El PSOE salió este martes en defensa del expresidente del Gobierno José Luis Rodríguez Zapatero tras la difusión de su agenda y de un extenso volcado de sus conversaciones privadas de WhatsApp, incorporados a la causa que instruye el juez de la Audiencia Nacional José Luis Calama sobre el rescate público de la aerolínea Plus Ultra.
«Una cacería incompatible con una democracia»
La secretaria de Organización del partido, Rebeca Torró, fue la voz oficial. «Filtrar WhatsApps y agendas privadas ajenas a una causa judicial no es información: es una cacería», afirmó, según Público. El PSOE habló de una «gravísima violación de la intimidad» y reclamó que se depuren responsabilidades por la difusión de un material que, a su juicio, mezcla la causa judicial con la vida privada del exjefe del Ejecutivo.
Según esa información, lo divulgado incluye más de un millar de páginas de chats con su secretaria y la agenda de Zapatero correspondiente a 2024 y 2025, con datos personales ajenos —a juicio del partido— a la investigación. Fuentes del Gobierno también expresaron «preocupación» por la frecuencia de las filtraciones en causas abiertas y subrayaron que «los derechos fundamentales no son negociables».
La defensa cuestiona los chats; Zapatero estudia acciones legales
El equipo legal del expresidente ha puesto en duda la validez procesal de los mensajes incorporados al expediente, al considerar que no se hizo una selección previa de los contenidos relevantes para la investigación, lo que a su juicio podría viciar la prueba. En paralelo, el propio Zapatero estudia emprender acciones legales por la difusión de su agenda y de datos que considera estrictamente personales.
El trasfondo: el caso Plus Ultra
La polémica se enmarca en la causa que investiga el rescate de 53 millones de euros que la Sociedad Estatal de Participaciones Industriales (SEPI) concedió a Plus Ultra en 2021, una operación cuestionada por la pequeña dimensión de la aerolínea.
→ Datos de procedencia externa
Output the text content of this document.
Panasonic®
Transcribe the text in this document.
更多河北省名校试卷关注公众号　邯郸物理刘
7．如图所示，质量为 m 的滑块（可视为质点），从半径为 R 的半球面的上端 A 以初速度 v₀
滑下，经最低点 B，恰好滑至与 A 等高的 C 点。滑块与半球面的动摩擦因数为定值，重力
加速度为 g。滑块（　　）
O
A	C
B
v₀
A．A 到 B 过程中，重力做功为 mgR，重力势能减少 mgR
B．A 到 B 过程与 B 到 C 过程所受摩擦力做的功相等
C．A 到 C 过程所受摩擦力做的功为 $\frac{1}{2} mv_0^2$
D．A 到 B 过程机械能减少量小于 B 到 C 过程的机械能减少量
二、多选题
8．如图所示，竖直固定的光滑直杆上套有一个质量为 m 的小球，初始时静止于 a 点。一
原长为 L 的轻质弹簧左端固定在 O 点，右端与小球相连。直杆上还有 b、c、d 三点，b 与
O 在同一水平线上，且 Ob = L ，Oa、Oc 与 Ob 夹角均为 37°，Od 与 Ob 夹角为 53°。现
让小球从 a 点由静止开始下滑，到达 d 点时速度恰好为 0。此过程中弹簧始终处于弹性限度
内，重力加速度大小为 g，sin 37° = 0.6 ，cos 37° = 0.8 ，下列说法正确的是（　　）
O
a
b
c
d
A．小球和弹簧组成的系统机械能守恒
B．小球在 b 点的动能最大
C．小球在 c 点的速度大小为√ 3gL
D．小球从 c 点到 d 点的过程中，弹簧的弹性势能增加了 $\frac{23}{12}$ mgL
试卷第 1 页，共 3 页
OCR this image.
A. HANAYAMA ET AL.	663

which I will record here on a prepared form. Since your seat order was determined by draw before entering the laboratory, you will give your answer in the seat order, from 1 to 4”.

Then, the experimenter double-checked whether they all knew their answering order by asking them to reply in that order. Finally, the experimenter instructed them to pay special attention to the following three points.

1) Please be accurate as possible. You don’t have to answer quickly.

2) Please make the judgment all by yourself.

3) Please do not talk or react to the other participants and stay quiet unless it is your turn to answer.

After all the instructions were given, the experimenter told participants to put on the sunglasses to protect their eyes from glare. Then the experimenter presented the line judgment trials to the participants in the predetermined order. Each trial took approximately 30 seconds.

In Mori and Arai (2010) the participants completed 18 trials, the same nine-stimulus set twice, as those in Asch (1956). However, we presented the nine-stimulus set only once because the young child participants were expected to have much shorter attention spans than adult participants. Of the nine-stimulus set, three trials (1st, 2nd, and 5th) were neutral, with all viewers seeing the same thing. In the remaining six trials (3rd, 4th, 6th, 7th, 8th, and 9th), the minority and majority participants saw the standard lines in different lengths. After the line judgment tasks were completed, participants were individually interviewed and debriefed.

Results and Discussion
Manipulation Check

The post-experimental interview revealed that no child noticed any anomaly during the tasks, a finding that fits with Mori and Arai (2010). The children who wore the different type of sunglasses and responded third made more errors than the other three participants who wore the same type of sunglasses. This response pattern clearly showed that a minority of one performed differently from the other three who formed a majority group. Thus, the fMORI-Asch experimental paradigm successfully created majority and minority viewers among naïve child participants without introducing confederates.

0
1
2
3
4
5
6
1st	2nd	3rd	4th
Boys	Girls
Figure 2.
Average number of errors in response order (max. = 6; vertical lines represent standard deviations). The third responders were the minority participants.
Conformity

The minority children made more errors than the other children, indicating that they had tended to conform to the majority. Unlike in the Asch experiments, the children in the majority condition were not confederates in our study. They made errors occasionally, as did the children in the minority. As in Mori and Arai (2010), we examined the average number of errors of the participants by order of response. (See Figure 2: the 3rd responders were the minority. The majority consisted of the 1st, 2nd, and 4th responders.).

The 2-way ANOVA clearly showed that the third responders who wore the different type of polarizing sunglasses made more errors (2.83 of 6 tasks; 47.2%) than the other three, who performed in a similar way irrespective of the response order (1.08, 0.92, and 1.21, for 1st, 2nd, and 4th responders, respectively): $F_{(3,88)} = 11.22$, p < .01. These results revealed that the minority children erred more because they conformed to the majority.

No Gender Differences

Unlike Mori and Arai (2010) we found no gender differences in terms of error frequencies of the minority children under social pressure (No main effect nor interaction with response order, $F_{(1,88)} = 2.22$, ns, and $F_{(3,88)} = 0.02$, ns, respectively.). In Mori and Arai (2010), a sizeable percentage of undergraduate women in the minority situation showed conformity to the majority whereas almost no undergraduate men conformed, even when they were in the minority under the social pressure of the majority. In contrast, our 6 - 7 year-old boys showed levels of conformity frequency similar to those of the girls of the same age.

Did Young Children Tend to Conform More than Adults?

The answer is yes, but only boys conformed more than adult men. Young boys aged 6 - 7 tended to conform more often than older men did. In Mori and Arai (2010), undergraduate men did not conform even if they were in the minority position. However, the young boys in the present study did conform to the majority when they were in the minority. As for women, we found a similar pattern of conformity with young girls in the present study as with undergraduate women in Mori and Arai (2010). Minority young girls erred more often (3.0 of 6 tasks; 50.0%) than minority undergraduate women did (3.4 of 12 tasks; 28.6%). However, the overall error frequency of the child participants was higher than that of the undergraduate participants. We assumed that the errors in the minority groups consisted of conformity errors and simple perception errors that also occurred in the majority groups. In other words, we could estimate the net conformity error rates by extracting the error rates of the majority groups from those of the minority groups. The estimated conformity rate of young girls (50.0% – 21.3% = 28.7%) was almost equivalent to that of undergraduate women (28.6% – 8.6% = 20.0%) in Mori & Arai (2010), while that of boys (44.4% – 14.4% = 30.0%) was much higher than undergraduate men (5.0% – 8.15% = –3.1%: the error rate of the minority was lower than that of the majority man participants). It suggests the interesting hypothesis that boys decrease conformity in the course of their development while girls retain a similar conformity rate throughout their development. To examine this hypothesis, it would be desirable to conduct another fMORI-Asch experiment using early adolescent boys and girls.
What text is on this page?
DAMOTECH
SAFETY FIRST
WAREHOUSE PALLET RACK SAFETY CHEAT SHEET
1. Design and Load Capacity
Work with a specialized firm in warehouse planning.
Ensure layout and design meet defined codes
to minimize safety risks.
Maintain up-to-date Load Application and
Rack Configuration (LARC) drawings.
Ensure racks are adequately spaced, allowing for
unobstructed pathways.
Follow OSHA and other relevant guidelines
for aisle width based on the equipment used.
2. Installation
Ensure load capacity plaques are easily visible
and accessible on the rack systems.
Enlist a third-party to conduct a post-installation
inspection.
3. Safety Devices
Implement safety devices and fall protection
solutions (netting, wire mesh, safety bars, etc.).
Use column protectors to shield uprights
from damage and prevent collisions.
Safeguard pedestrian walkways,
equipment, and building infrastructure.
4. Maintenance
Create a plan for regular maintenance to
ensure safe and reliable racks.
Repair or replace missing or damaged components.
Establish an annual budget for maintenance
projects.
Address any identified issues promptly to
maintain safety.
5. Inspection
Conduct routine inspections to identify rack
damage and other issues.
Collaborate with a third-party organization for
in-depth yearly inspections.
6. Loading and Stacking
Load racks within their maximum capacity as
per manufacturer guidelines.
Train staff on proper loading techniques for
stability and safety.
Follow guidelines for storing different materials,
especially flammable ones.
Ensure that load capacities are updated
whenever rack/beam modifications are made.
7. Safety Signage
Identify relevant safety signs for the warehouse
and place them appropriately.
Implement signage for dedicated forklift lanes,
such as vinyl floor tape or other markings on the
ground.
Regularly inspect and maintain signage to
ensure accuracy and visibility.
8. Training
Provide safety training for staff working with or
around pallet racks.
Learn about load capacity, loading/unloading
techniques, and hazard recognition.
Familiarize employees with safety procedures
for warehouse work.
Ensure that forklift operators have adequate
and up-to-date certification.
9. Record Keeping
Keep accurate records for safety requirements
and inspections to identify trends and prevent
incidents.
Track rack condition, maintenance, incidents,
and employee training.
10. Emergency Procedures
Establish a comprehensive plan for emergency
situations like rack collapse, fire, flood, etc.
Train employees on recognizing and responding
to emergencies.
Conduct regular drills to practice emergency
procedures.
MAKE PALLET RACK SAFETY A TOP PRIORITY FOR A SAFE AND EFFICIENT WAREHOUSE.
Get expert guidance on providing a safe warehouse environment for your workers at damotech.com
Como contamos esta semana, el juez Calama citó como investigado para el 21 de julio al empresario Julio Martínez, considerado pieza clave de la presunta trama, y Zapatero figura también como investigado. Un informe policial incorporado al sumario apunta —sin que exista acusación formal, sentencia ni condena— a presuntas comisiones a cambio de gestiones de influencia, algo que el expresidente niega por completo.
Conviene separar los planos. Una cosa es la valoración política que hace el PSOE —que centra el foco en la filtración y la privacidad— y otra los hechos de la instrucción, que están en fase de investigación y amparados por la presunción de inocencia. La oposición, por su parte, ha puesto el acento en el contenido del informe policial y en su rédito contra el Gobierno de Pedro Sánchez, más que en la difusión de los datos privados.
La instrucción de Calama sigue abierta, sin juicio oral a la vista. Hasta que la Justicia se pronuncie, no hay más que indicios y, en paralelo, un debate de fondo —el de los límites entre el interés público de una causa y la intimidad de los investigados— que esta filtración ha vuelto a poner sobre la mesa.